Individually they represent relatively small patient populations, but collectively could represent a sizeable new market for Enhertu. However, there were divergencies in efficacy seen with Enhertu across the different cancer types, with a much smaller benefit seen in pancreatic cancer, for example, which could have a bearing on regulatory deliberations.

In a statement, AZ and Daiichi Sankyo said the new data would support "ongoing discussions" with global health authorities.

"These updated results from the DESTINY-PanTumor02 trial are important as we work to reshape the clinical landscape in HER2 expressing advanced cancers where patients currently have limited treatment options and face a poor prognosis," said Mark Rutstein, Daiichi Sankyo's global head of oncology development.

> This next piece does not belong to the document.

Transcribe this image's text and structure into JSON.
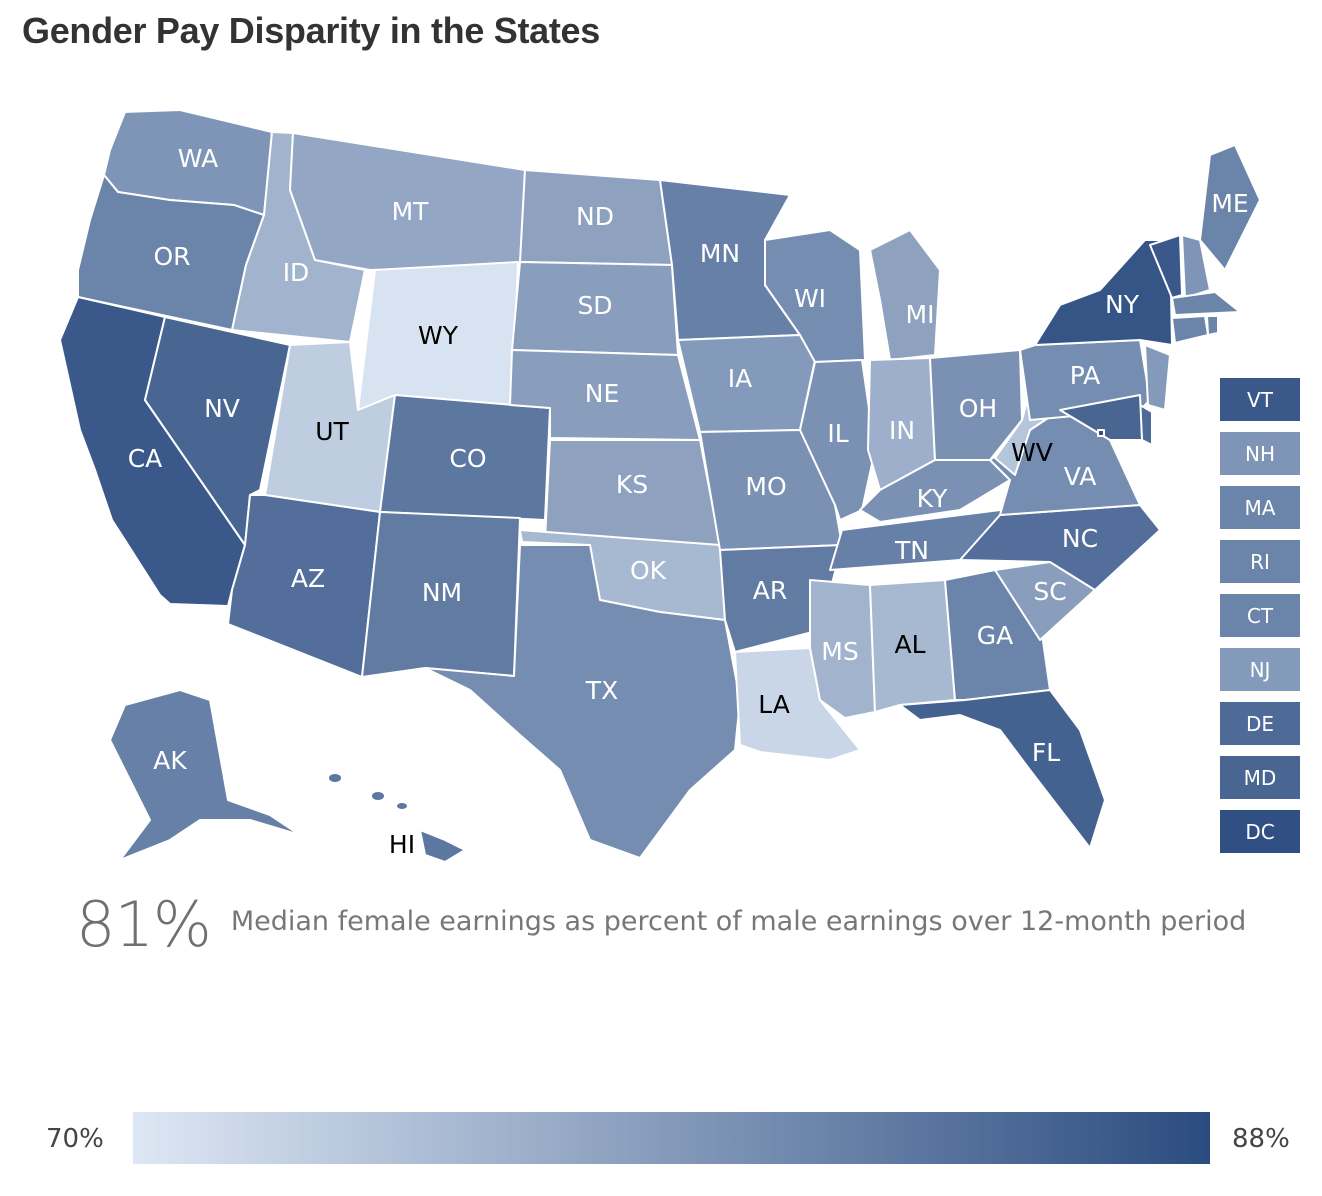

"The overall survival demonstrated by Enhertu in these patients is a significant step forwards in the potential to advance current standards of care and offer new options for patients with HER2 expressing cancers."

If they are able to convince regulators of the value of using Enhertu to treat any HER2-expressing tumour, the ADC would join a select but growing list of cancer therapies with 'tumour-agnostic' indications based on the presence of biomarkers.

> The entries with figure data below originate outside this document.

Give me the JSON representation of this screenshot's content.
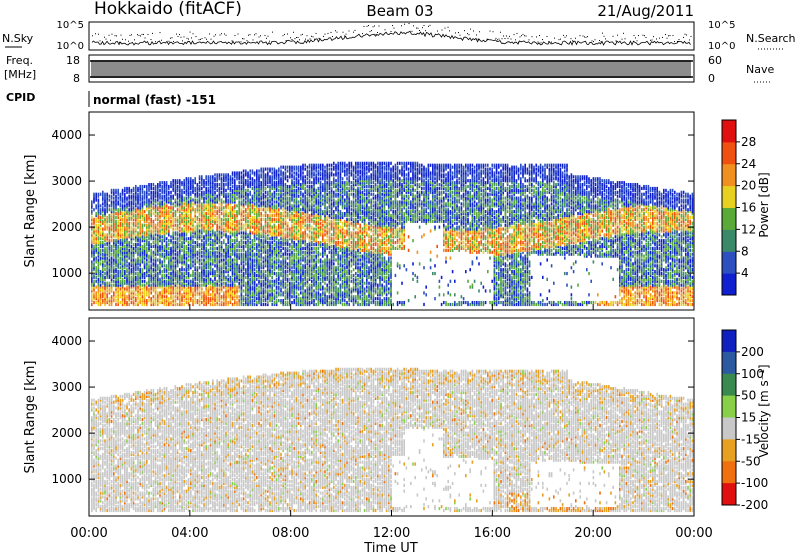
{
  "header": {
    "station": "Hokkaido (fitACF)",
    "beam": "Beam 03",
    "date": "21/Aug/2011"
  },
  "aux_panels": {
    "nsky_label": "N.Sky",
    "nsearch_label": "N.Search",
    "nsky_ticks": [
      "10^5",
      "10^0"
    ],
    "nsearch_ticks": [
      "10^5",
      "10^0"
    ],
    "freq_label": "Freq.",
    "freq_unit": "[MHz]",
    "freq_ticks": [
      "18",
      "8"
    ],
    "nave_label": "Nave",
    "nave_ticks": [
      "60",
      "0"
    ],
    "cpid_label": "CPID",
    "cpid_value": "normal (fast) -151"
  },
  "colors": {
    "power_scale": [
      "#1020d0",
      "#2c50c0",
      "#3a8a6a",
      "#5aaa3a",
      "#e8d020",
      "#f09020",
      "#f05010",
      "#e01010"
    ],
    "velocity_scale": [
      "#1020c0",
      "#2c5aa0",
      "#3a8a50",
      "#88d048",
      "#c8c8c8",
      "#e8a020",
      "#f07010",
      "#e01010"
    ]
  },
  "chart_data": [
    {
      "type": "heatmap",
      "name": "power",
      "ylabel": "Slant Range [km]",
      "ylim": [
        200,
        4500
      ],
      "yticks": [
        "1000",
        "2000",
        "3000",
        "4000"
      ],
      "colorbar_label": "Power [dB]",
      "colorbar_ticks": [
        "4",
        "8",
        "12",
        "16",
        "20",
        "24",
        "28"
      ],
      "colorbar_range": [
        0,
        32
      ]
    },
    {
      "type": "heatmap",
      "name": "velocity",
      "ylabel": "Slant Range [km]",
      "ylim": [
        200,
        4500
      ],
      "yticks": [
        "1000",
        "2000",
        "3000",
        "4000"
      ],
      "colorbar_label": "Velocity [m s⁻¹]",
      "colorbar_ticks": [
        "200",
        "100",
        "50",
        "15",
        "-15",
        "-50",
        "-100",
        "-200"
      ],
      "colorbar_range": [
        -300,
        300
      ]
    }
  ],
  "xaxis": {
    "label": "Time UT",
    "ticks": [
      "00:00",
      "04:00",
      "08:00",
      "12:00",
      "16:00",
      "20:00",
      "00:00"
    ],
    "range_hours": [
      0,
      24
    ]
  }
}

Others include Eli Lilly's Vitrakvi (larotrectinib) and Roche's Rozlytrek (entrectinib) for NTRK-mutated tumours, Bayer/Eli Lilly's RET inhibitor Retevmo (selpercatinib), Merck & Co's Keytruda (pembrolizumab) for tumours with microsatellite instability-high (MSI-H) or mismatch repair deficient (dMMR) mutations, and GSK's Jemperli (dostarlimab) for dMMR-positive cancers.

HER2 is more widespread than any of these, with low levels in some tumours like melanoma rising to 4% in lung cancer, 7% in colorectal cancer, and up to 12% in some forms of bladder cancer. Around 20% of breast cancers also express the biomarker.